Fidel Castro n'est cité que dans un article de promotion pour le livre Cent heures avec Fidel, du journaliste Ignacio Ramonet, vendu dans l'île sous forme de fascicules. Dernières livraisons : "l'enfance d'un leader" et "le forgeage d'un rebelle". Le vieux leader, lui, est invisible : ni photographie ni vidéo, et pas davantage de message depuis maintenant quarante jours, ce qui ne manque pas d'alimenter des rumeurs contradictoires reprises par la presse latino-américaine au terme du premier trimestre d'absence du Comandante.
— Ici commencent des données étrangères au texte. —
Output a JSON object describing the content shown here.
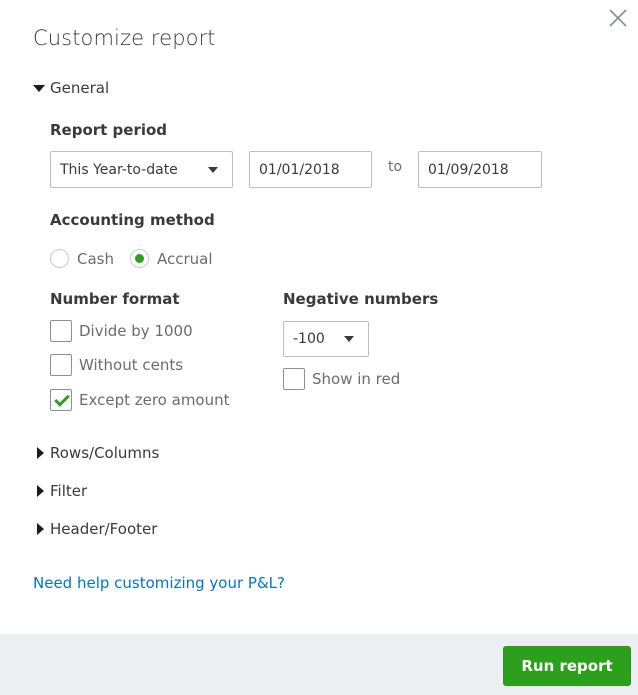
{
  "dialog": {
    "title": "Customize report",
    "close_icon": "close-icon"
  },
  "general": {
    "label": "General",
    "expanded": true,
    "report_period": {
      "label": "Report period",
      "selected": "This Year-to-date",
      "from": "01/01/2018",
      "to_label": "to",
      "to": "01/09/2018"
    },
    "accounting_method": {
      "label": "Accounting method",
      "options": [
        {
          "label": "Cash",
          "checked": false
        },
        {
          "label": "Accrual",
          "checked": true
        }
      ]
    },
    "number_format": {
      "label": "Number format",
      "options": [
        {
          "label": "Divide by 1000",
          "checked": false
        },
        {
          "label": "Without cents",
          "checked": false
        },
        {
          "label": "Except zero amount",
          "checked": true
        }
      ]
    },
    "negative_numbers": {
      "label": "Negative numbers",
      "selected": "-100",
      "show_in_red": {
        "label": "Show in red",
        "checked": false
      }
    }
  },
  "sections": [
    {
      "label": "Rows/Columns",
      "expanded": false
    },
    {
      "label": "Filter",
      "expanded": false
    },
    {
      "label": "Header/Footer",
      "expanded": false
    }
  ],
  "help_link": "Need help customizing your P&L?",
  "footer": {
    "run_report_label": "Run report"
  },
  "colors": {
    "accent_green": "#2ca01c",
    "link_blue": "#0077c5",
    "footer_bg": "#eceef1"
  }
}
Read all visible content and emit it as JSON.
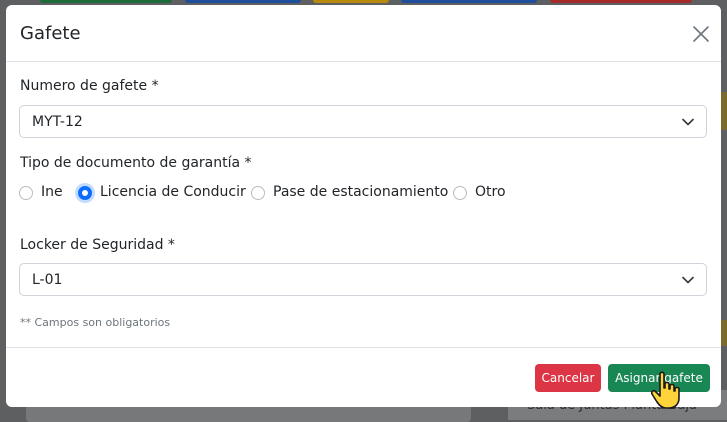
{
  "modal": {
    "title": "Gafete",
    "close_icon": "close-icon"
  },
  "form": {
    "badge_label": "Numero de gafete *",
    "badge_value": "MYT-12",
    "doc_type_label": "Tipo de documento de garantía *",
    "doc_types": [
      {
        "label": "Ine",
        "checked": false
      },
      {
        "label": "Licencia de Conducir",
        "checked": true
      },
      {
        "label": "Pase de estacionamiento",
        "checked": false
      },
      {
        "label": "Otro",
        "checked": false
      }
    ],
    "locker_label": "Locker de Seguridad *",
    "locker_value": "L-01",
    "required_hint": "** Campos son obligatorios"
  },
  "footer": {
    "cancel_label": "Cancelar",
    "assign_label": "Asignar gafete"
  },
  "background": {
    "card_text": "Sala de Juntas Planta Baja"
  },
  "colors": {
    "primary": "#0d6efd",
    "danger": "#dc3545",
    "success": "#198754"
  }
}
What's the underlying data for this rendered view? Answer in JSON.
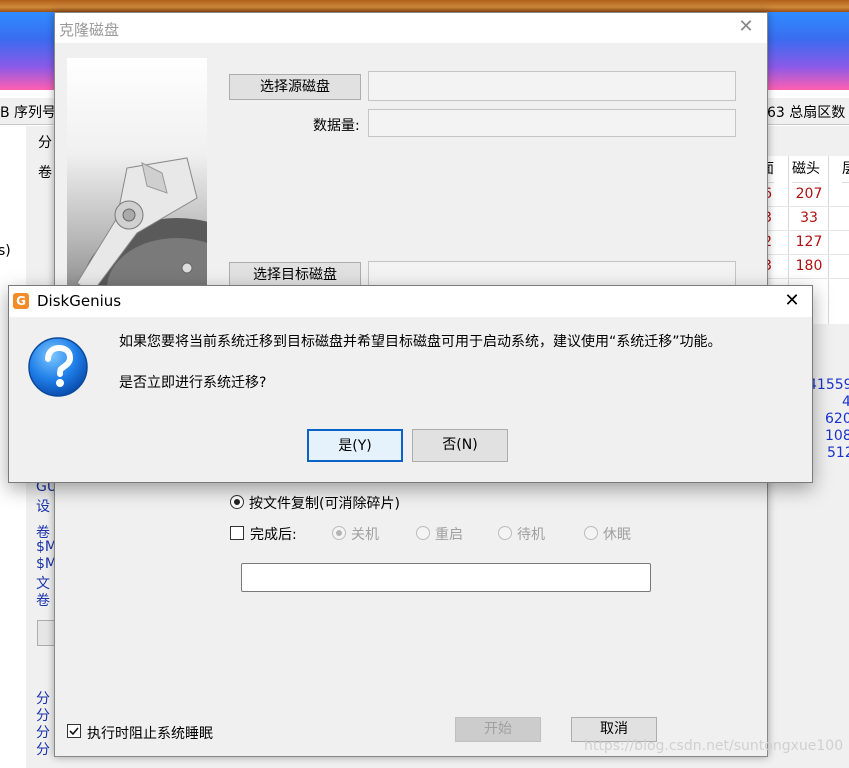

Pour autant, le vide du pouvoir n'existe pas. Dans un style plus réservé, fait d'interventions rares et brèves, Raul Castro, le frère de Fidel, assume pleinement l'intérim qui lui a été confié. Initiatives dans le domaine de la construction et des transports, changements de responsables dans l'informatique et les télécommunications, premières mesures pour limiter l'envoi vers le Venezuela de médecins qui venaient à manquer : le "petit frère" est au travail. Son fils Alejandro, à la fois aide de camp et secrétaire, est très visible. Tout comme son gendre, Luis Alberto Rodriguez Lopez Callejas, le patron de l'empire économique Gaesa, qui regroupe une grande part des participations des forces armées révolutionnaires dans l'économie.

En annonçant sa maladie, Fidel Castro avait proposé au peuple cubain de reporter les festivités de son quatre-vingtième anniversaire au 2 décembre, date du cinquantième anniversaire du débarquement dans l'île de la troupe castriste qui prit ensuite le pouvoir. Officiellement, le rendez-vous n'est pas reporté.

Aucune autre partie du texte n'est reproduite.